Finley Ellingwood (1852 – 1920) was an American doctor of eclectic medicine who was the author of the influential American Materia Medica, therapeutics, and pharmacognosy in 1919. Ellingwood was an active Chicago physician with many years experience, and an acknowledged expert in obstetrical/gynecological medicine. He was a vocal advocate of women physicians, and edited Ellingwood's Therapeutist for many years. His brand of Eclectic Medicine differed from the more subdued Cincinnati style as mentored by Scudder, Lloyd, Fyfe, and Felter.
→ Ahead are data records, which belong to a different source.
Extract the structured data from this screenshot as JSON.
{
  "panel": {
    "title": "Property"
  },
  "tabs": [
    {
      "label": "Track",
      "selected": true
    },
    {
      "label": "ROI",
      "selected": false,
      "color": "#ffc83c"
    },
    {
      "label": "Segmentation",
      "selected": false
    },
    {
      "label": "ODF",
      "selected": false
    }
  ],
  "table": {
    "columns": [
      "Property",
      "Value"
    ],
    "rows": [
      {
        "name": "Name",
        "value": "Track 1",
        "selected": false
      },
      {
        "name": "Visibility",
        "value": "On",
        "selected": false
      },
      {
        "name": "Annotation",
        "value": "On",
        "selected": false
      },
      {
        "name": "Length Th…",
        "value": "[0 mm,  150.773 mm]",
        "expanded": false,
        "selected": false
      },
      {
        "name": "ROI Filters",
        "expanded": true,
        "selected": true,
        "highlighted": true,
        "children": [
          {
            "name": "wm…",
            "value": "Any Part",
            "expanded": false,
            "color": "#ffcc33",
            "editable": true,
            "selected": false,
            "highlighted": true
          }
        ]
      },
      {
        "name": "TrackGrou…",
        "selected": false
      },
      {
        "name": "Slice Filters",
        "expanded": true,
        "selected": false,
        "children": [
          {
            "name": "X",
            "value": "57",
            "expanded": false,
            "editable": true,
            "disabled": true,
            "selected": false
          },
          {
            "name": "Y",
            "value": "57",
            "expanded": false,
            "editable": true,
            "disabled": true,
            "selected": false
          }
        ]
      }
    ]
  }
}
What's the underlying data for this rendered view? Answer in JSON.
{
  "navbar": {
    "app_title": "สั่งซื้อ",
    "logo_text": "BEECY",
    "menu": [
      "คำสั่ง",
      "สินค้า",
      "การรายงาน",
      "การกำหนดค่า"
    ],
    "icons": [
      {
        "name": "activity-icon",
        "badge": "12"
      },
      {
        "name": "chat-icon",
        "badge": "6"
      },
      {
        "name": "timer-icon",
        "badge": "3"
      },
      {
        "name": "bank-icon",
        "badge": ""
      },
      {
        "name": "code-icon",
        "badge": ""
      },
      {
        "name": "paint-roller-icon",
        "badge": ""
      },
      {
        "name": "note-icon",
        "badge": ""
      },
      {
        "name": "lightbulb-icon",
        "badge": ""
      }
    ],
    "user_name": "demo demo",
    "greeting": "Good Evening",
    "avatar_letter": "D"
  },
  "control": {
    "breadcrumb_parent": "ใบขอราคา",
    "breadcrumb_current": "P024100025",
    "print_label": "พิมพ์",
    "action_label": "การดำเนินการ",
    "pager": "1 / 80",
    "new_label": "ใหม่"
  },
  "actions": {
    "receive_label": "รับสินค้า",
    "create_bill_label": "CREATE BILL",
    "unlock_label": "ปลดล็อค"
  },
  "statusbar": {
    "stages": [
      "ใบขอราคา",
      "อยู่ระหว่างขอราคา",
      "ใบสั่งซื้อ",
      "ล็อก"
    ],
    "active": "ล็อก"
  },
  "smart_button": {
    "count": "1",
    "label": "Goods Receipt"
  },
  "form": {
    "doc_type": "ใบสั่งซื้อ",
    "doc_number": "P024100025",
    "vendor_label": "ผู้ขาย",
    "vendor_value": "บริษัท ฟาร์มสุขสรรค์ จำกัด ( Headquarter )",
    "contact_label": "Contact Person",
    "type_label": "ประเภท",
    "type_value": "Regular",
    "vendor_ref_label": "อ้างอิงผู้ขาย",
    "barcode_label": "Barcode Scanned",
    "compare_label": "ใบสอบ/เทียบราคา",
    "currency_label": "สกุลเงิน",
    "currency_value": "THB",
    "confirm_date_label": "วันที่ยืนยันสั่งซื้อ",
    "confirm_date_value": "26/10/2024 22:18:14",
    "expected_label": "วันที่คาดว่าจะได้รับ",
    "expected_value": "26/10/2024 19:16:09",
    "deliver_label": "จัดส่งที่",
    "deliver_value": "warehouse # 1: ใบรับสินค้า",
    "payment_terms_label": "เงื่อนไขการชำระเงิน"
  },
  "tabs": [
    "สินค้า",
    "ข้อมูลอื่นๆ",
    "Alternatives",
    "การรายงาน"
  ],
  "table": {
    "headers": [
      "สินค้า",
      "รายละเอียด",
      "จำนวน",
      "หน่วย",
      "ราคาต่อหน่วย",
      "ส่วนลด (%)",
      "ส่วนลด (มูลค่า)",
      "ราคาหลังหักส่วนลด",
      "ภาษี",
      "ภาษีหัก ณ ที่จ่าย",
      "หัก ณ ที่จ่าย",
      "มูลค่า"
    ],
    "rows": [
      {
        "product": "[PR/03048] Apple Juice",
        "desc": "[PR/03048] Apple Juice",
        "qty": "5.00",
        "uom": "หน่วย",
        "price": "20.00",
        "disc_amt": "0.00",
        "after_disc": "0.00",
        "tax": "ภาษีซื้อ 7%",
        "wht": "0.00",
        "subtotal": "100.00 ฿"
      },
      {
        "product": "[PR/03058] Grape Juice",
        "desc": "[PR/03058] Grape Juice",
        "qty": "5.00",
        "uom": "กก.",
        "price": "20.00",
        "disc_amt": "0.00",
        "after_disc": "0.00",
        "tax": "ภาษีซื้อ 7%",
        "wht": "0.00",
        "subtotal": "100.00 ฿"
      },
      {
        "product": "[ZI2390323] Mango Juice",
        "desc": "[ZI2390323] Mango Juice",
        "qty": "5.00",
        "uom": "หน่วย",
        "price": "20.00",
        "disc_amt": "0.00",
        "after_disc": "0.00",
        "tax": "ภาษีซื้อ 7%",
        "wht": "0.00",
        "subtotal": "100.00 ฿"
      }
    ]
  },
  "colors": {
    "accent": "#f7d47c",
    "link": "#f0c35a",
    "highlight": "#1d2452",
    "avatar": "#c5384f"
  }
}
The American Materia Medica, Therapeutics and Pharmacognosy is a serious medical text from the early 20th century, intended for practicing physicians and surgeons, which refers to difficult medical situations found in that period. There is an emphasis on physical diagnosis. The book is organized by organ system affected instead of by herbal name, so it will have headings such as "agents acting on the nervous system" or "agents acting on the heart". This type of listing is somewhat controversial as herbal medicines tend to work on more than one system. The book had been substantially lost until it was scanned by herbalist Michael Moore in pdf format. The book is also available in HTML format at Henriette Kress's website.

== Works ==
- American Materia medica, Therapeutics and Pharmacognosy : developing the latest acquired Knowledge of Drugs, and especially of the direct Action of single Drugs upon exact Conditions of Disease, with especial Reference to the Therapeu tics of the Plant Drugs of the Plant Drugs of the Americas. – Evanston [Ill.] : Ellinwood's Therapeutist, 1919. Digital edition by the University and State Library Düsseldorf
- A systematic Treatise on Materia medica and Therapeutics : with Reference to the most direct Action of Drugs. – Chicago : Chicago Medical Pr., 1902. Digital edition by the University and State Library Düsseldorf
- A Synopsis of Medical Chemistry. – Chicago Veterinary College., 1889.